Sunday, November 6, 2011

Contagious Music


Brazilian composer Heitor Villa Lobos (1887-1959) has been one of my favorites since childhood. My introduction to him came at age 10 or 11, I think, with a record sent by my Aunt Liz for my birthday.

One of the pieces on it was Choros No. 10, part of what I later learned was a series of 12 pieces – one each for guitar and piano, one for horns and the rest for chamber ensembles and full orchestra. On the same record were two movements from Bachianas Brasileiras No.2; the Bachianas comprised nine pieces combining the method of Bach with native Brazilian music; they are probably Villa Lobos’ best known works. The toccata from No. 2 is a stunt piece, inspired by a narrow gauge railroad in the Caipira – the remote back country. Somebody created an appropriate video; it isn’t the railroad, or even the right country, but it’s the right vintage:


"Yes, I’m Brazilian – very Brazilian. In my music, I let the rivers and seas of this great Brazil sing. I don’t put a gag on the tropical exuberance of our forests and our skies, which I intuitively transpose to everything I write."

That’s how Villa Lobos is quoted at the head of an article for an online journal called Guitarra:


Although its focus is on guitar music, the article touches on the Choros in general.

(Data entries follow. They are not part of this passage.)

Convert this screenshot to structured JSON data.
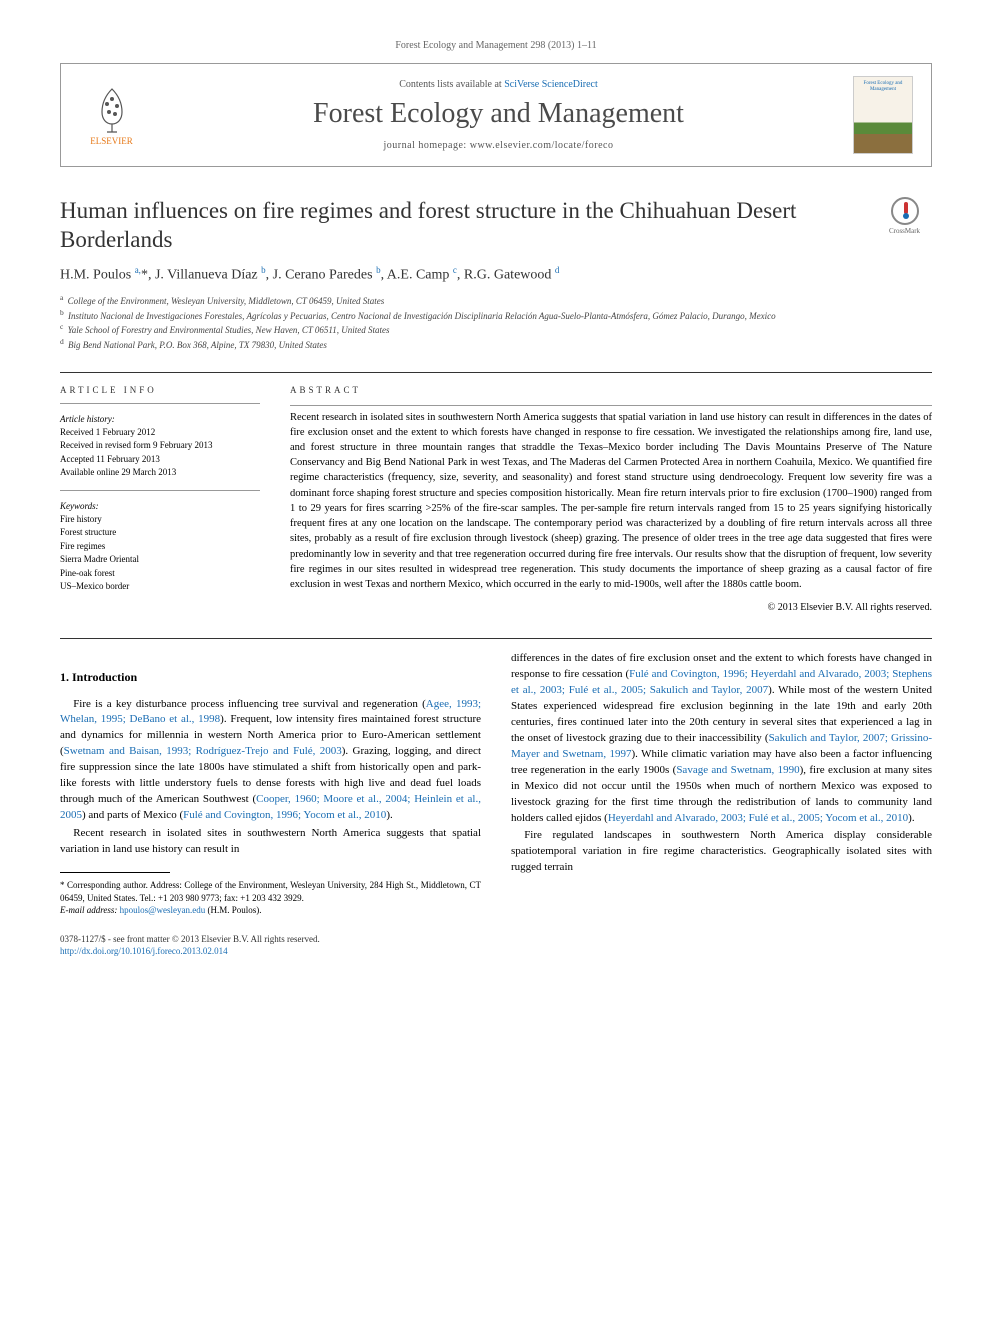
{
  "header": {
    "citation_line": "Forest Ecology and Management 298 (2013) 1–11",
    "contents_prefix": "Contents lists available at ",
    "contents_link": "SciVerse ScienceDirect",
    "journal_name": "Forest Ecology and Management",
    "homepage_prefix": "journal homepage: ",
    "homepage_url": "www.elsevier.com/locate/foreco",
    "publisher": "ELSEVIER",
    "cover_text": "Forest Ecology and Management",
    "crossmark": "CrossMark"
  },
  "article": {
    "title": "Human influences on fire regimes and forest structure in the Chihuahuan Desert Borderlands",
    "authors_html": "H.M. Poulos <sup>a,</sup>*, J. Villanueva Díaz <sup>b</sup>, J. Cerano Paredes <sup>b</sup>, A.E. Camp <sup>c</sup>, R.G. Gatewood <sup>d</sup>",
    "affiliations": [
      {
        "sup": "a",
        "text": "College of the Environment, Wesleyan University, Middletown, CT 06459, United States"
      },
      {
        "sup": "b",
        "text": "Instituto Nacional de Investigaciones Forestales, Agrícolas y Pecuarias, Centro Nacional de Investigación Disciplinaria Relación Agua-Suelo-Planta-Atmósfera, Gómez Palacio, Durango, Mexico"
      },
      {
        "sup": "c",
        "text": "Yale School of Forestry and Environmental Studies, New Haven, CT 06511, United States"
      },
      {
        "sup": "d",
        "text": "Big Bend National Park, P.O. Box 368, Alpine, TX 79830, United States"
      }
    ]
  },
  "info": {
    "heading": "ARTICLE INFO",
    "history_head": "Article history:",
    "history": [
      "Received 1 February 2012",
      "Received in revised form 9 February 2013",
      "Accepted 11 February 2013",
      "Available online 29 March 2013"
    ],
    "keywords_head": "Keywords:",
    "keywords": [
      "Fire history",
      "Forest structure",
      "Fire regimes",
      "Sierra Madre Oriental",
      "Pine-oak forest",
      "US–Mexico border"
    ]
  },
  "abstract": {
    "heading": "ABSTRACT",
    "text": "Recent research in isolated sites in southwestern North America suggests that spatial variation in land use history can result in differences in the dates of fire exclusion onset and the extent to which forests have changed in response to fire cessation. We investigated the relationships among fire, land use, and forest structure in three mountain ranges that straddle the Texas–Mexico border including The Davis Mountains Preserve of The Nature Conservancy and Big Bend National Park in west Texas, and The Maderas del Carmen Protected Area in northern Coahuila, Mexico. We quantified fire regime characteristics (frequency, size, severity, and seasonality) and forest stand structure using dendroecology. Frequent low severity fire was a dominant force shaping forest structure and species composition historically. Mean fire return intervals prior to fire exclusion (1700–1900) ranged from 1 to 29 years for fires scarring >25% of the fire-scar samples. The per-sample fire return intervals ranged from 15 to 25 years signifying historically frequent fires at any one location on the landscape. The contemporary period was characterized by a doubling of fire return intervals across all three sites, probably as a result of fire exclusion through livestock (sheep) grazing. The presence of older trees in the tree age data suggested that fires were predominantly low in severity and that tree regeneration occurred during fire free intervals. Our results show that the disruption of frequent, low severity fire regimes in our sites resulted in widespread tree regeneration. This study documents the importance of sheep grazing as a causal factor of fire exclusion in west Texas and northern Mexico, which occurred in the early to mid-1900s, well after the 1880s cattle boom.",
    "copyright": "© 2013 Elsevier B.V. All rights reserved."
  },
  "section1": {
    "heading": "1. Introduction",
    "col1": {
      "p1_pre": "Fire is a key disturbance process influencing tree survival and regeneration (",
      "p1_l1": "Agee, 1993; Whelan, 1995; DeBano et al., 1998",
      "p1_mid1": "). Frequent, low intensity fires maintained forest structure and dynamics for millennia in western North America prior to Euro-American settlement (",
      "p1_l2": "Swetnam and Baisan, 1993; Rodríguez-Trejo and Fulé, 2003",
      "p1_mid2": "). Grazing, logging, and direct fire suppression since the late 1800s have stimulated a shift from historically open and park-like forests with little understory fuels to dense forests with high live and dead fuel loads through much of the American Southwest (",
      "p1_l3": "Cooper, 1960; Moore et al., 2004; Heinlein et al., 2005",
      "p1_mid3": ") and parts of Mexico (",
      "p1_l4": "Fulé and Covington, 1996; Yocom et al., 2010",
      "p1_end": ").",
      "p2": "Recent research in isolated sites in southwestern North America suggests that spatial variation in land use history can result in"
    },
    "col2": {
      "p1_pre": "differences in the dates of fire exclusion onset and the extent to which forests have changed in response to fire cessation (",
      "p1_l1": "Fulé and Covington, 1996; Heyerdahl and Alvarado, 2003; Stephens et al., 2003; Fulé et al., 2005; Sakulich and Taylor, 2007",
      "p1_mid1": "). While most of the western United States experienced widespread fire exclusion beginning in the late 19th and early 20th centuries, fires continued later into the 20th century in several sites that experienced a lag in the onset of livestock grazing due to their inaccessibility (",
      "p1_l2": "Sakulich and Taylor, 2007; Grissino-Mayer and Swetnam, 1997",
      "p1_mid2": "). While climatic variation may have also been a factor influencing tree regeneration in the early 1900s (",
      "p1_l3": "Savage and Swetnam, 1990",
      "p1_mid3": "), fire exclusion at many sites in Mexico did not occur until the 1950s when much of northern Mexico was exposed to livestock grazing for the first time through the redistribution of lands to community land holders called ejidos (",
      "p1_l4": "Heyerdahl and Alvarado, 2003; Fulé et al., 2005; Yocom et al., 2010",
      "p1_end": ").",
      "p2": "Fire regulated landscapes in southwestern North America display considerable spatiotemporal variation in fire regime characteristics. Geographically isolated sites with rugged terrain"
    }
  },
  "footnotes": {
    "corr": "* Corresponding author. Address: College of the Environment, Wesleyan University, 284 High St., Middletown, CT 06459, United States. Tel.: +1 203 980 9773; fax: +1 203 432 3929.",
    "email_label": "E-mail address: ",
    "email": "hpoulos@wesleyan.edu",
    "email_suffix": " (H.M. Poulos)."
  },
  "footer": {
    "line1": "0378-1127/$ - see front matter © 2013 Elsevier B.V. All rights reserved.",
    "doi": "http://dx.doi.org/10.1016/j.foreco.2013.02.014"
  },
  "colors": {
    "link": "#1a6db3",
    "orange": "#e67817"
  }
}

And of the tenth, it remarks:

Considered to be one of his masterpieces (if not his greatest work), Choros No. 10 utilizes the forces of an orchestra augmented with native Brazilian instruments and chorus to create a monument of nationalistic Brazilian music.

Villa Lobos’ Wikipedia entry has it that “The first European performance of Chôros No. 10, in Paris [1927], caused a storm: L. Chevallier wrote of it in Le Monde musicale, "[…it is] an art […] to which we must now give a new name." Be that as it may, the choral section of Choros No. 10 (Its subtitle, “Rasga o Coracão,” or “Tear the Heart,” is taken from a popular ballad) is certainly one of the most infectious pieces of music ever. Just look at how the singers, especially the women, are getting into it in this performance at São Paulo three years ago:


I’ve been infected for close on 60 years now. I hope I can spread that infection!